Weimar: Wie aus einem verlassenen Nazi-Bau und illegalem Rave-Ort ein neues Kulturzentrum entsteht
Foto: SchiDD - Eigenes Werk, CC BY-SA 4.0

Weimar: Wie aus einem verlassenen Nazi-Bau und illegalem Rave-Ort ein neues Kulturzentrum entsteht

News. 5. August 2026 | / 5,0

Geschrieben von:
Christoph Gleich

Einst Nazi-Weihestätte, dann DDR-Funkhaus, zuletzt Lost Place mit Techno-Vergangenheit: Die Weimarer Sendehalle wird zum Kultur- und Bildungsort. Die Eröffnung erfolgt frühestens 2029.

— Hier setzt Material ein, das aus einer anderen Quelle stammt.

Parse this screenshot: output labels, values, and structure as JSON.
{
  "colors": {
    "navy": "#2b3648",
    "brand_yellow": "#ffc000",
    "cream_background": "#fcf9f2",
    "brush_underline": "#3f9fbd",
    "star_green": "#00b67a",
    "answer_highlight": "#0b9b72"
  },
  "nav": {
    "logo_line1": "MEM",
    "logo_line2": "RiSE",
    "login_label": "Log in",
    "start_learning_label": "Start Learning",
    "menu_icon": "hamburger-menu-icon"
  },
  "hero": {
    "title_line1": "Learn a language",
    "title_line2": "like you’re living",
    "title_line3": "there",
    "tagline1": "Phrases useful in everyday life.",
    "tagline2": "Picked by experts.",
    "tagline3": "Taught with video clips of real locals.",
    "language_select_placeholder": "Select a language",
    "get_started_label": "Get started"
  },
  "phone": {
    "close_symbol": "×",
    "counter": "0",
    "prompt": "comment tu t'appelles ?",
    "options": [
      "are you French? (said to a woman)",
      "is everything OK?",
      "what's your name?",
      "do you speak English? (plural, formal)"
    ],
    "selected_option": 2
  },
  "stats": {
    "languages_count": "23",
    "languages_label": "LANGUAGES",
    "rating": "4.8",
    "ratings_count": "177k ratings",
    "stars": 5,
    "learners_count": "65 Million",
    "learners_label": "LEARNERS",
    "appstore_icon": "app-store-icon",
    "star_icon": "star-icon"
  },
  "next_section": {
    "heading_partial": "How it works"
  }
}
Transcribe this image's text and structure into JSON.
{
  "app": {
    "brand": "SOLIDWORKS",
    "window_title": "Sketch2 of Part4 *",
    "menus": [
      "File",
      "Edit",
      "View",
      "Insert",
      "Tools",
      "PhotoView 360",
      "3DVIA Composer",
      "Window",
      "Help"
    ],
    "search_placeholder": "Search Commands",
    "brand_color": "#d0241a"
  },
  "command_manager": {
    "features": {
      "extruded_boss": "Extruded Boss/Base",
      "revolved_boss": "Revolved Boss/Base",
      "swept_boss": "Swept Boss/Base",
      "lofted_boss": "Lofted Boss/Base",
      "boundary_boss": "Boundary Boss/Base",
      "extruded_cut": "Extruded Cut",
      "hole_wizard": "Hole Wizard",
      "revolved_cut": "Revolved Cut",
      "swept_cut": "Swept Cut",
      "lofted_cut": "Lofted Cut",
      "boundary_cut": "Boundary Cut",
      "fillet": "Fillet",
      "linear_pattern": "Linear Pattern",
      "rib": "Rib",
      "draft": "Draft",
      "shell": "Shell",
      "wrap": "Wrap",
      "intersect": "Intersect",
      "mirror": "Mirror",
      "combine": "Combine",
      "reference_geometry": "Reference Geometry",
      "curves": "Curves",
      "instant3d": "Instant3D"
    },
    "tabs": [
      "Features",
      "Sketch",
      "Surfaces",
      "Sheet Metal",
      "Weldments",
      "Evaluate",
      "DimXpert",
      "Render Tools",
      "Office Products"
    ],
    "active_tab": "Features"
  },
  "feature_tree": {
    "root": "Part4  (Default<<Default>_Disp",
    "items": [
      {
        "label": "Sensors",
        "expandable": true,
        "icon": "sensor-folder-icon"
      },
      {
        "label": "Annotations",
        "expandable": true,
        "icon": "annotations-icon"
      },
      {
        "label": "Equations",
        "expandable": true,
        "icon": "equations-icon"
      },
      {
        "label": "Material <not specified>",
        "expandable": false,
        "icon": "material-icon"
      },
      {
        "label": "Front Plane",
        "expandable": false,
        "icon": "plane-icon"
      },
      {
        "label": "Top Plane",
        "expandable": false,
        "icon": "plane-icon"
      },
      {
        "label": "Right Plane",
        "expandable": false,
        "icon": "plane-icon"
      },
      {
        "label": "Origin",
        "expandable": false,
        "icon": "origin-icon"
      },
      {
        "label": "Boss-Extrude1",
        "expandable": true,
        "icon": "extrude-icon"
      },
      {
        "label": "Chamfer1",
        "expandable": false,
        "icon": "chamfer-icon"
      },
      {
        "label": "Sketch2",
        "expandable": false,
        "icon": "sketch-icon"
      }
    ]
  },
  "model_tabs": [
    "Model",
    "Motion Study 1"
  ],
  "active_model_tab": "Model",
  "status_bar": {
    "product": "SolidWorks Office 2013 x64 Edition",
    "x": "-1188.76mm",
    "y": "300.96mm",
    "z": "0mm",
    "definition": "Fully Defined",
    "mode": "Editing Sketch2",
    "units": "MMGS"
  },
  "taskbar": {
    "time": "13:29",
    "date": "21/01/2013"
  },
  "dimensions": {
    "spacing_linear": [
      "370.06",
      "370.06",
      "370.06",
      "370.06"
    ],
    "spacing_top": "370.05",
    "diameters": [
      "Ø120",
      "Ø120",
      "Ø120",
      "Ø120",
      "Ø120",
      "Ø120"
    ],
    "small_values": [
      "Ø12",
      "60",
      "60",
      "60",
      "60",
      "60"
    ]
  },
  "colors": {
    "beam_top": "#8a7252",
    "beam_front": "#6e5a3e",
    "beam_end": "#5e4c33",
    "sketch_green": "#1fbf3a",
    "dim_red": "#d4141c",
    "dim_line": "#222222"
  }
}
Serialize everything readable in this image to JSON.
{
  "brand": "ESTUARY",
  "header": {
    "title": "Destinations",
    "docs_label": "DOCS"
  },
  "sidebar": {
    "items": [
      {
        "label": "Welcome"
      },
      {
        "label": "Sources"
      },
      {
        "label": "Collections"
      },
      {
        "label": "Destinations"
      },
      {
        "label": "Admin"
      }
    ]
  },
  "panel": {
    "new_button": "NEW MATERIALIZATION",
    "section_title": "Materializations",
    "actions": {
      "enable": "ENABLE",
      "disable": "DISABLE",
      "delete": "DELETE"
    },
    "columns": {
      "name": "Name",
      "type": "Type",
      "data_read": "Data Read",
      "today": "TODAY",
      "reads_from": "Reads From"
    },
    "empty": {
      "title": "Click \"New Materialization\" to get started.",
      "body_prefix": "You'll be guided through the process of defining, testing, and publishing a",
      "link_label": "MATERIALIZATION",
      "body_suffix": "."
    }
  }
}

Aus einer nationalsozialistischen Gedächtnishalle in Weimar wird ein Kulturzentrum. Die Pläne für das Gebäude, das zu DDR-Zeiten als Funkhaus diente und später für illegale Raves Verwendung fand, gibt es schon länger. Nun soll die eigentliche Sanierung 2027 starten. Der geplante Kulturort soll zwei Jahre später eröffnen.

Heute gehört das gut 5.000 Quadratmeter große Gebäude der Stiftung Sendehalle Weimar, seit einer Zwangsversteigerung im November 2024. Intendant Martin Kranz, der das Projekt ehrenamtlich mit rund 150 Helfer:innen vorantreibt, nennt Führungen durch das Haus eine "Zeitreise durch 90 Jahre deutsche Geschichte".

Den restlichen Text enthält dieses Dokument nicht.